355 500 произведений, 25 200 авторов.

Электронная библиотека книг » Виктор Астафьев » Северный ветер » Текст книги (страница 5)
Северный ветер
  • Текст добавлен: 16 октября 2016, 21:40

Текст книги "Северный ветер"


Автор книги: Виктор Астафьев


Соавторы: Петр Краснов,Иван Уханов,Владимир Турунтаев,Виктор Стариков,Эльза Бадьева,Михаил Аношкин,Зоя Прокопьева,Виктор Потанин,Николай Воронов,Станислав Мелешин
сообщить о нарушении

Текущая страница: 5 (всего у книги 20 страниц)

Всякий раз, когда приходилось идти от Пихтовки в поселок одному, Сергей Митрофанович заново переживал свое возвращение с войны.

Меж листовника темнели таившиеся до времени ели, пихты, насеянные сосны и лиственницы. Они уже начинали давить собой густой и хилый осинник и березник. Только липы не давали угнетать себя. Вперегонки с хвойником, настойчиво тянулись они ввысь, окручивали ветви, извертывались черными стволами, но места своего не уступали.

И стогов на вырубках поубавилось – позаросли покосы. Но согры затягивало трудно. Лесишко на них чах и замирал, не успевши укрепиться.

По косогорам испекло инеем поздние грибы. Шапки грибов пьяно съехали набок. Лишь поганки не поддались инею, пестрели шляпками во мху и в траве. В озеринки падала прихваченная черемуха и рябина, булькала в воде не громко, но густо. Шорохом и вздохами наполнены старые вырубы.

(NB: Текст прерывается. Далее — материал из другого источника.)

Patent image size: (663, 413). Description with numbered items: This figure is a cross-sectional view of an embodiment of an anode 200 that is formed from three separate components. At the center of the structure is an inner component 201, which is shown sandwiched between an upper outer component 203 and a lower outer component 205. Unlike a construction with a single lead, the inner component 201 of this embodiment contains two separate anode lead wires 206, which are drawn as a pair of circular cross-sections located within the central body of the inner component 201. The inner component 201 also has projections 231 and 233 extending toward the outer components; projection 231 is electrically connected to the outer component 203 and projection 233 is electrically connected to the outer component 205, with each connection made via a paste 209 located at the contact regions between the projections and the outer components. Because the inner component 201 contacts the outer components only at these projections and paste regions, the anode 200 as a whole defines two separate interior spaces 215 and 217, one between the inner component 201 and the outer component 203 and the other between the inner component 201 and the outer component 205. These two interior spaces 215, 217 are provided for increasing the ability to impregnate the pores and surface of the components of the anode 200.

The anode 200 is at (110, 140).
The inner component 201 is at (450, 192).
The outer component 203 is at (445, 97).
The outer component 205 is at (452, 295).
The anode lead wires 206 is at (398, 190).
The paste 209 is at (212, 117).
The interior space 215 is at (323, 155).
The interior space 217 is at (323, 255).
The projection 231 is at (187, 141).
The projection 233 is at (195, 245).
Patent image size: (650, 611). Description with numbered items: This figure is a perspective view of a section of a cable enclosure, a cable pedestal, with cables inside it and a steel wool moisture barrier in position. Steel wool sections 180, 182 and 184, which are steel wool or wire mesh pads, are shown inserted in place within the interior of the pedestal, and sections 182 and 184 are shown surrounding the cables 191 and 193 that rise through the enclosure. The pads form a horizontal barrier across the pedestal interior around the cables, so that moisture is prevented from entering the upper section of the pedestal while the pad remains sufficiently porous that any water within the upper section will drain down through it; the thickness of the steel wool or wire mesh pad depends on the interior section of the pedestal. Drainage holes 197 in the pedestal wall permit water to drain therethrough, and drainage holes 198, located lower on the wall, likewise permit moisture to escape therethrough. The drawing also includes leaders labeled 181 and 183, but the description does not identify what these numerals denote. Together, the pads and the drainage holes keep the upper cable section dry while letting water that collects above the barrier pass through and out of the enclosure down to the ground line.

Через какое-то время снова начнется заготовка леса вокруг Пихтовки, а пока сводят старые березники. До войны березы не рубили. Когда прикончили хвойный лес, свернули участок лесозаготовителей и открыли артель по производству мочала и фанеры.

Сергей Митрофанович работал пилоправом, а Паня – в мокром цехе, где березовые сутунки запаривали в горячей воде и потом разматывали, как рулоны бумаги, выкидывая сердцевины на дрова.

Он свернул с разъезженной дороги на тропу и пошел вдоль речки Каравайки. Когда-то водился в ней хариус, но лесозаготовители так захламили ее, а на стеклозаводе, что приник к Каравайке, столько дерьма спускают в нее, что мертвой она сделалась. По сию пору гнили в ней бревна, пенья, отбросы. Мостики на речке просели, дерном покрылись. Густо пошла трава по мостам, в гнилье которых ужи плодятся – только им тут и способно.

Неподалеку от поселка прудок. В нем мочат липовые лубья. Вонь все лето. К осени лубья повытаскивали, мочало отодрали – оно выветривается на подставах. Прудок илист, ядовито-зелен, даже водомеры не бегают по нему.

Тропинка запетляла от речки по пригорку, к огородам с уже убранной картошкой. В поселке установленное на клубе звучало радио. Сергей Митрофанович прислушался. Над осенней тихой землей разносилась нерусская песня. Поначалу Сергею Митрофановичу показалось – поет женщина, но когда он поднялся к огородам, различил – поет мальчишка, и поет так, как ни один мальчишка еще петь не умел.

Чудилось, сидел этот мальчишка один на берегу реки, бросал камешки в воду, думал и рассказывал самому себе о том, что он видел, что думал, но сквозь его бесхитростные, такие простые детские думы просачивалась очень уж древняя печаль.

Он подражал взрослым людям, этот мальчишка. Но и в подражании его была неподдельная искренность, детская доверчивость и любовь к его чистому, еще незахватанному миру.

– Ах ты, парнишечка! – шевелил губами Сергей Митрофанович. – Из каких же ты земель? – Он напрягся, разбирая слова, но не мог их разобрать, однако все равно боязно было за мальчишку, думалось, сейчас вот произойдет что-то непоправимое, накличет он на себя беду. И Сергей Митрофанович старался дышать по возможности тихо, чтоб не пропустить тот момент, когда еще можно будет помочь маленькому человеку.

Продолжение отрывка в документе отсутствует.